I believe that it lost its diaphanous quality in this way, for later I
saw it in Poland, in the same condition as it was when I first stepped
into it. I know that it fell directly on the equinoctial line, landing
in the kingdom of Borneo, that a Portuguese merchant bought it from the
islander who found it and that, from hand to hand, it came into the possession
of a Polish engineer who now uses it to go flying in.
Thus, suspended in the wave of the heavens, and already frightened by the death that awaited me with my fall, I turned, as I have said, my sad eyes toward the Sun. My glance carried my thought. My gaze, fixed on its globe, traced out a pathway which my will followed in order to carry my body.

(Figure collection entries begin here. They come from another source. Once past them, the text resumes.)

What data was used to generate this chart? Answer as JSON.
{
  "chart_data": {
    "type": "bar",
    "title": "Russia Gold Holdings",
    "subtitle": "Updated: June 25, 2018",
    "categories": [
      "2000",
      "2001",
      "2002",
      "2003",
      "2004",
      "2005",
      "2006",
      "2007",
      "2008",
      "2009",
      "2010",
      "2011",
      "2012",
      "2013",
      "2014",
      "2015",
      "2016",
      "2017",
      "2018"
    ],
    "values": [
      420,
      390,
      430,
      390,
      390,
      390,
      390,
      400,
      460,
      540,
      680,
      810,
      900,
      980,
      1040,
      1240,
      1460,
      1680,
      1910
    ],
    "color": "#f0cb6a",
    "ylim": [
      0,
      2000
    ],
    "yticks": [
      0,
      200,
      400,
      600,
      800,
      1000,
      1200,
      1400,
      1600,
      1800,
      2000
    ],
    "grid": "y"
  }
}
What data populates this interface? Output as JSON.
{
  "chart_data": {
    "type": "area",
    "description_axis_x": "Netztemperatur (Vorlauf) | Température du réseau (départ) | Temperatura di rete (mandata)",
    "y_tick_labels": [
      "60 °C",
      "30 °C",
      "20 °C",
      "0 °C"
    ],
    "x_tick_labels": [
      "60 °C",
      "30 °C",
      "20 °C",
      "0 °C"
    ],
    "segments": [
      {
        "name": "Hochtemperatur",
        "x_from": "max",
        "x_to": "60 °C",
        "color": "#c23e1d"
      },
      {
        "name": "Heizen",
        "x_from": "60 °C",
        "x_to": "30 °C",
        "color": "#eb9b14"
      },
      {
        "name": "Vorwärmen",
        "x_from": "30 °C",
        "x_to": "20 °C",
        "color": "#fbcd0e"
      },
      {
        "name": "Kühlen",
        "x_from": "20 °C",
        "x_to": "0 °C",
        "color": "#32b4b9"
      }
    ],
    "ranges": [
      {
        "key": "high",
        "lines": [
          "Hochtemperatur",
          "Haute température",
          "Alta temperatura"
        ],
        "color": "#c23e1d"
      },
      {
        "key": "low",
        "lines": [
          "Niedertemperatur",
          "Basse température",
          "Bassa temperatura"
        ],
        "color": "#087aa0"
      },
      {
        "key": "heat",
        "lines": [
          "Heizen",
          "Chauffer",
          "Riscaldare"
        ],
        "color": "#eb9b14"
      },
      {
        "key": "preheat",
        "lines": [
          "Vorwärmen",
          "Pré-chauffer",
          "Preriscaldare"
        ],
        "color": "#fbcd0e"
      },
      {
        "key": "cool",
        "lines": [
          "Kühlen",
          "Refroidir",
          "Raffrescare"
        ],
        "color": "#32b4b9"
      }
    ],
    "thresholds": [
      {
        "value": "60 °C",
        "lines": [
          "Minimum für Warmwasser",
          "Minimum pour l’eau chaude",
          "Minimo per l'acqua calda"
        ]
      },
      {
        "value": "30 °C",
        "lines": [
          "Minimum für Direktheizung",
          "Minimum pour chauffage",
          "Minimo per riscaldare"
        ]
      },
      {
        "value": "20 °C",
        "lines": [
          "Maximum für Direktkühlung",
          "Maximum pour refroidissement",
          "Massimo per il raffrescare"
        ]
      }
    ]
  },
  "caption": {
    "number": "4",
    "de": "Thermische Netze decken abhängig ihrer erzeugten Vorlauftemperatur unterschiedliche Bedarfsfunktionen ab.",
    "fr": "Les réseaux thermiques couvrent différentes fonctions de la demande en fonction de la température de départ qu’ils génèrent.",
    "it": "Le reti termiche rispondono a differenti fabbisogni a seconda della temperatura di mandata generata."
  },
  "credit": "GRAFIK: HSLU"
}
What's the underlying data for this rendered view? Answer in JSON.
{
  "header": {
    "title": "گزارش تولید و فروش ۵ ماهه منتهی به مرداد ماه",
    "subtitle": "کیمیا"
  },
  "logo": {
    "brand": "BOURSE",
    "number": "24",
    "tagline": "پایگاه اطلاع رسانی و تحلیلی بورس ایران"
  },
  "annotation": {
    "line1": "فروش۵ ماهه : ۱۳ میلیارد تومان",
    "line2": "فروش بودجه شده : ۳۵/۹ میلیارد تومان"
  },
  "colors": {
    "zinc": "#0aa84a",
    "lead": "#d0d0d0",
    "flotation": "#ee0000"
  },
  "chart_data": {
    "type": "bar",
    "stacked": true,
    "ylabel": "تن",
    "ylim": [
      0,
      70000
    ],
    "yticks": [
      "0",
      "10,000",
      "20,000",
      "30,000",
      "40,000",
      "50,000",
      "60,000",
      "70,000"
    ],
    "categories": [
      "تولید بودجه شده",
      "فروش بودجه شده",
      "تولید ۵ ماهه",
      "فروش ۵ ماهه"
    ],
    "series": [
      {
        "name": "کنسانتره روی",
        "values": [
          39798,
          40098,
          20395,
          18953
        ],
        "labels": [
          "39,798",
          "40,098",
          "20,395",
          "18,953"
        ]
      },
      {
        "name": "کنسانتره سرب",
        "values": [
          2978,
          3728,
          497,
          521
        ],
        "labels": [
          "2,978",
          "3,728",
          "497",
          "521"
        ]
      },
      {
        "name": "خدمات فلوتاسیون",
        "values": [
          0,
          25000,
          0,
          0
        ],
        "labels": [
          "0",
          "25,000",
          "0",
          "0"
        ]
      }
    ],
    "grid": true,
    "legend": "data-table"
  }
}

The power of my soul to move my body in this way will be understood by anyone who considers the simplest effects of our will. I know, for example, that when I want to leap, my will, supported by my fantasy, having drawn together the entire microcosm of my body, seeks to transport it to the proposed goal. If it occasionally fails to reach that goal this is because of the principles of Nature, which are universal, and weigh on all. Since the power of my will is individual and prey to the senses, and since the impulse to fall toward the center is general for all material, my leap is forced to stop as soon as matter has overcome the insolence of the will that has acted suddenly against it.
I will not speak of the other things that transpired during the rest of my journey, for fear of taking as long to tell as it took to go. All I can say is that at the end of twenty two months I finally landed on the great plains of the Day, on the surface of the Sun.